Bob Rich, PhD Author Interview

The Hole in Your Life is a compassionate and practical guide to navigating grief and bereavement, shared from a place of not just professional expertise, but lived personal experiences, making it relatable in a way other books are not. Why was this an important book for you to write?

I get a great deal of satisfaction, even joy, when I can relieve suffering. If you like, you can think of this as selfish: I’ve been cursed with way too much empathy, so, for example, the daily news is a horror show. I cannot avoid it because being informed is necessary for my job as a Professional Grandfather (striving for a tomorrow for today’s youngsters, and a tomorrow worth living in), so if I don’t take precautions, I shed sympathetic tears of blood in response to war, environmental disasters, inhumane treatment of people and the like.

This book sets out how I deal with deep distress of any kind including this second-hand grief, but also the death of my daughter, and what I have taught to lovely people during decades of my counseling psychology practice. And the good thing is that these tools are all science-validated.

All sentient beings are apprentice Buddhas, apprentice Jesuses. So, when I remember (but never when I don’t), I act as if I were already enlightened. The Dalai Lama has said, “My religion is kindness,” and “The aim of enlightenment is to be of service,” so this book is an important step on my chosen journey.

What were some ideas that were important for you to share in this book?

First, life is too short for the seriousness it deserves. There is no point in being gloomy when writing about sad topics. In fact, fun is one of the “seven magic bullets” that shoot down monsters like depression, chronic anxiety, irrational anger. When you put a good dose of the seven magic bullets into your life, you are a pogo stick: the harder life bounces on you, the higher you rise. You’ll find them described at http://bobswriting.com/psych/firstaid.html

Second, whatever is, is. Acceptance, what in Buddhism is called equanimity, is the most powerful way to deal with any problem. This doesn’t mean condoning evil, but is part of being an effective change agent.

Third, forgiveness (including self-forgiveness), gratitude, and generosity are the most important tools of positive psychology, which is the scientific basis of my work.

Oh… about generosity. I have a long-standing policy: anyone sending me proof of purchase of one of my books, and anyone subscribing to my blog, Bobbing Around, has earned a free (electronic) book.

What was the most challenging part of writing your book, and what was the most rewarding?

I love all my children. That includes the real physical two-legged beings who call me Dad, and also the children of my imagination. On three occasions, these two groups have overlapped, giving me the opportunity to give double love.

My fictionalized autobiography, Ascending Spiral, has my children in it with their genuine personalities, and the events in their lives, but fictionalized names. (How surprising is that?)

Anikó: The stranger who loved me is my biography of a remarkable woman who achieved the impossible and survived the unsurvivable more than once. She is my mother. I visited her in Hungary during her dying days and returned with a huge amount of material. I couldn’t even look at it for two years, then wrote the book, which has won four awards.

The third book is of course The Hole in Your Life: Grief and Bereavement.
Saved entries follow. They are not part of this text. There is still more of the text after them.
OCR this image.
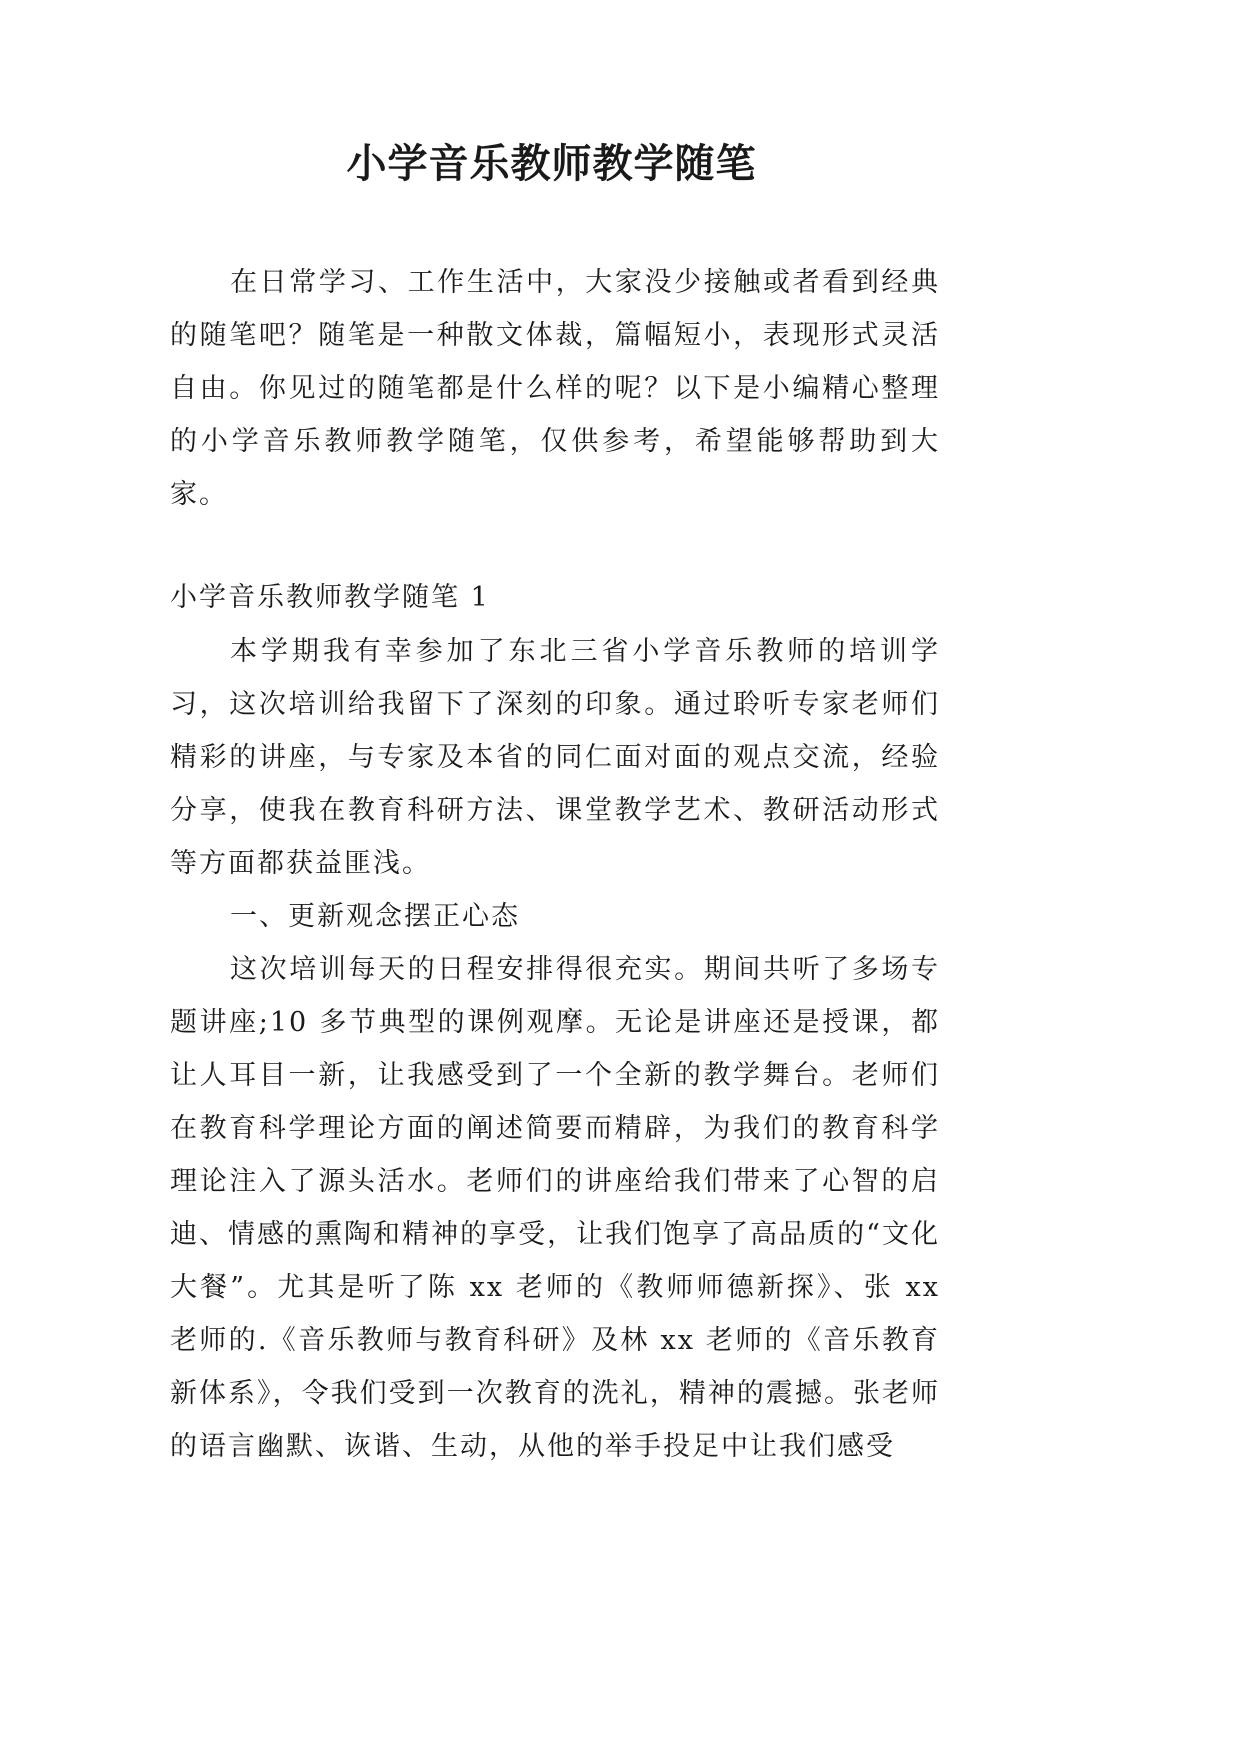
小学音乐教师教学随笔

在日常学习、工作生活中，大家没少接触或者看到经典的随笔吧？随笔是一种散文体裁，篇幅短小，表现形式灵活自由。你见过的随笔都是什么样的呢？以下是小编精心整理的小学音乐教师教学随笔，仅供参考，希望能够帮助到大家。

小学音乐教师教学随笔 1

本学期我有幸参加了东北三省小学音乐教师的培训学习，这次培训给我留下了深刻的印象。通过聆听专家老师们精彩的讲座，与专家及本省的同仁面对面的观点交流，经验分享，使我在教育科研方法、课堂教学艺术、教研活动形式等方面都获益匪浅。

一、更新观念摆正心态

这次培训每天的日程安排得很充实。期间共听了多场专题讲座;10 多节典型的课例观摩。无论是讲座还是授课，都让人耳目一新，让我感受到了一个全新的教学舞台。老师们在教育科学理论方面的阐述简要而精辟，为我们的教育科学理论注入了源头活水。老师们的讲座给我们带来了心智的启迪、情感的熏陶和精神的享受，让我们饱享了高品质的“文化大餐”。尤其是听了陈 xx 老师的《教师师德新探》、张 xx 老师的.《音乐教师与教育科研》及林 xx 老师的《音乐教育新体系》，令我们受到一次教育的洗礼，精神的震撼。张老师的语言幽默、诙谐、生动，从他的举手投足中让我们感受
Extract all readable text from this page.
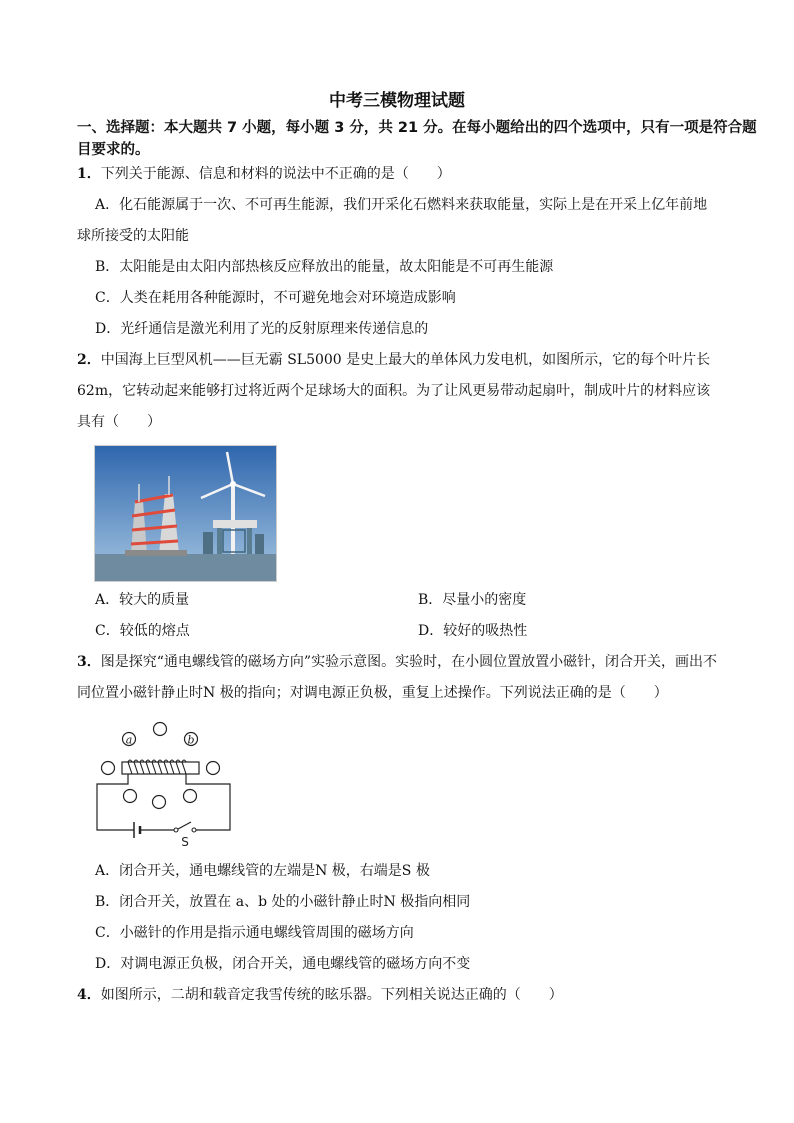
中考三模物理试题
一、选择题：本大题共 7 小题，每小题 3 分，共 21 分。在每小题给出的四个选项中，只有一项是符合题目要求的。
1．下列关于能源、信息和材料的说法中不正确的是（　　）
A．化石能源属于一次、不可再生能源，我们开采化石燃料来获取能量，实际上是在开采上亿年前地
球所接受的太阳能
B．太阳能是由太阳内部热核反应释放出的能量，故太阳能是不可再生能源
C．人类在耗用各种能源时，不可避免地会对环境造成影响
D．光纤通信是激光利用了光的反射原理来传递信息的
2．中国海上巨型风机——巨无霸 SL5000 是史上最大的单体风力发电机，如图所示，它的每个叶片长
62m，它转动起来能够打过将近两个足球场大的面积。为了让风更易带动起扇叶，制成叶片的材料应该
具有（　　）
A．较大的质量	B．尽量小的密度
C．较低的熔点	D．较好的吸热性
3．图是探究“通电螺线管的磁场方向”实验示意图。实验时，在小圆位置放置小磁针，闭合开关，画出不
同位置小磁针静止时N 极的指向；对调电源正负极，重复上述操作。下列说法正确的是（　　）
a	b
S
A．闭合开关，通电螺线管的左端是N 极，右端是S 极
B．闭合开关，放置在 a、b 处的小磁针静止时N 极指向相同
C．小磁针的作用是指示通电螺线管周围的磁场方向
D．对调电源正负极，闭合开关，通电螺线管的磁场方向不变
4．如图所示，二胡和载音定我雪传统的眩乐器。下列相关说达正确的（　　）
It uses the story of how I dealt with the death of my daughter, Natalie, so there she is, loved twice over. Is that challenging enough?

And this is also the most rewarding part. Unlike my mother’s biography, this book was almost completed weeks after Natalie’s death, thanks to all I have learned in the past twenty-four years.

What do you hope is one thing readers take away from The Hole in Your Life?

Your wonderful reviewer has pinpointed it. The best way to deal with suffering is through it rather than avoidance. This gives us the opportunity for growing from the experience. Hmm… I should be about 50 ft tall by now. Hold it, that’s not the kind of growth I mean.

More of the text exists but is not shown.